Pelvic Floor Dysfunction & Lower Back Pain: How are they Related?

Lower back pain can be quite a discomfortable situation to be in. What makes it even worse is the pain that radiates to the front of the pelvis region and causes discomfort in the whole of your torso. In some cases the pain can transcend towards your buttocks and legs. Usually a physical injury leads to fluctuating pelvic pain but oftentimes, it can also result from a troubled pelvic floor muscle, and knowing the correct cause can be challenging. If you have a chronic pelvic floor condition, then experiencing pain in the lower region is a common symptom. Usually a certified physician or physiotherapist can guide you best about your chronic pelvic activity.

Common Causes of Lower Back Pain that Radiate to Front Pelvic Area

Misdiagnosis is common when it comes to pain in the lower back region. This is why it's important to be aware of the possible causes that can radiate back pain to the front pelvic region. Here are some of the causes to look out for; 

  • Pressing of the spinal nerve 
  • Spinal disc injury 
  • Other external trauma 
  • Chronic stress 
  • Weight on lower back during pregnancy 
  • Complications during delivery 
  • Compromised nutrition during pregnancy journey 
  • Chronic leukorrhea

Despite some of the obvious causes of lower back pain, how does pelvic activity play an important role? Studies show that out of the vast majority experiencing back pain at least once in their life, only 15% of the back pain cases are ever driven from a specific cause. This means that for the activity of the lower back pain to radiate specifically to the front region of our pelvic floor, there must be a specific cause.

According to healthcare experts, pelvic floor activity is closely related to the lower back region, mainly due to the distribution of different muscle groups that support and hold the entire lower region. On a side note, pelvic muscles are very important as they hold the urethra, uterus, rectus and vaginal region of the body, and require special care to cure it in time. You can read more about it here! 9 Easy Pelvic Stretches to Instantly Relieve Pelvic Pain at Home

Interestingly, a recent study showed that 95% of women who experienced lower back pain, 95% of them also have pelvic floor dysfunction. Based on this particular conviction, one can safely assume a troubled pelvic floor relates to exhausted lower back pain.
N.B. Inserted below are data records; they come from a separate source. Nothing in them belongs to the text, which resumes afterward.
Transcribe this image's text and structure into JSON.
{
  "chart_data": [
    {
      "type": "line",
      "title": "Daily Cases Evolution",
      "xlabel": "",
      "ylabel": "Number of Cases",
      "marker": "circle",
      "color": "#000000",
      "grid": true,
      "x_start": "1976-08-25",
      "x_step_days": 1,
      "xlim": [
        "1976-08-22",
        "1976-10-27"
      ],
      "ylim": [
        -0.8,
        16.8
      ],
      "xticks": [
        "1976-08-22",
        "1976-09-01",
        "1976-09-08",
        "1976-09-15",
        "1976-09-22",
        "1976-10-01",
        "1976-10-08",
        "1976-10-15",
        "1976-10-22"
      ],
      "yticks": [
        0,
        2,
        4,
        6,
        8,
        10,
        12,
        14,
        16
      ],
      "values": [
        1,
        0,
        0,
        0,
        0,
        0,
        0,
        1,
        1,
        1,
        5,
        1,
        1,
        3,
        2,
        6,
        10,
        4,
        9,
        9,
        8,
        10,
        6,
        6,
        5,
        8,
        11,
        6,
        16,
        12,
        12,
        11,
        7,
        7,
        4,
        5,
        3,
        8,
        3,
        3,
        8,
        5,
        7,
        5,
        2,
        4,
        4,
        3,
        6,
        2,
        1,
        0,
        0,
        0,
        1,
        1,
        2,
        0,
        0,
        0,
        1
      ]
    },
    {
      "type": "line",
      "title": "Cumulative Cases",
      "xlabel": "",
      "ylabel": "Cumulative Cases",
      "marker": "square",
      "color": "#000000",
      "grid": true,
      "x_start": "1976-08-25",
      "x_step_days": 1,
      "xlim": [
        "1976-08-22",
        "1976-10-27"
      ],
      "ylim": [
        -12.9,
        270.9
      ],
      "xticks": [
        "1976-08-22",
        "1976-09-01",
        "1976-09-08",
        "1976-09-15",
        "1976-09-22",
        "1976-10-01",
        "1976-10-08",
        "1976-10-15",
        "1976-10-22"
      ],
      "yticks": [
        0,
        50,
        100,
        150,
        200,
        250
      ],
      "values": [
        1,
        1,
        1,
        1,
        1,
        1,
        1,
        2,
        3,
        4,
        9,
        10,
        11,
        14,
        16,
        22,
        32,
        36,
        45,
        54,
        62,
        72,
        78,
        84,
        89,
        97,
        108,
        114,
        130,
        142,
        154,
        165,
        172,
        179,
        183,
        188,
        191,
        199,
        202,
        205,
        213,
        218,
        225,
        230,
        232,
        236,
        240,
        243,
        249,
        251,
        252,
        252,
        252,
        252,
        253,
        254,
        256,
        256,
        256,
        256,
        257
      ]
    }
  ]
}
In one aspect the lower back pain can also be triggered from a poorly articulated pelvic activity, as some major muscle groups are in work through support. If you are consistently experiencing back pain then here are some visible symptoms to look out for;

  • Difficulty handling in urination and passing of stool 
  • Experiencing urine or stool incontinence 
  • Bulging pain in or around your vaginal cavity 
  • Difficulty emptying out your bladder 

What are some Possible Treatments?

If you suspect pelvic floor dysfunction then you must immediately consult your general physician. A full evaluation is important to determine whether it is exactly pelvic floor dysfunction you are experiencing along with your lower back pain.

If you do have an idea about the loose pelvic floor activity then you should also get started on some Kegel exercises, you can read more about them in detail here!

Pelvic Floor Dysfunction Can Happen to Anyone

Pelvic floor problems are often reported in women, but it can also be experienced by men. lower back pain that radiates in the pelvic region has also been reported in males. In men usually this comes with hernia or the pain of sciatica, however more information is required to completely understand the condition in men.

Wrapping It Up! 

Lower back pain that radiates to your front, can be a very clear sign of a developing pelvic condition. If you do experience any persistent pain in your lower region and also start experiencing urine incontinence then there is a very high probability of pelvic dysfunctioning. Start with the exercises on your own while also consulting with a healthcare specialist near you!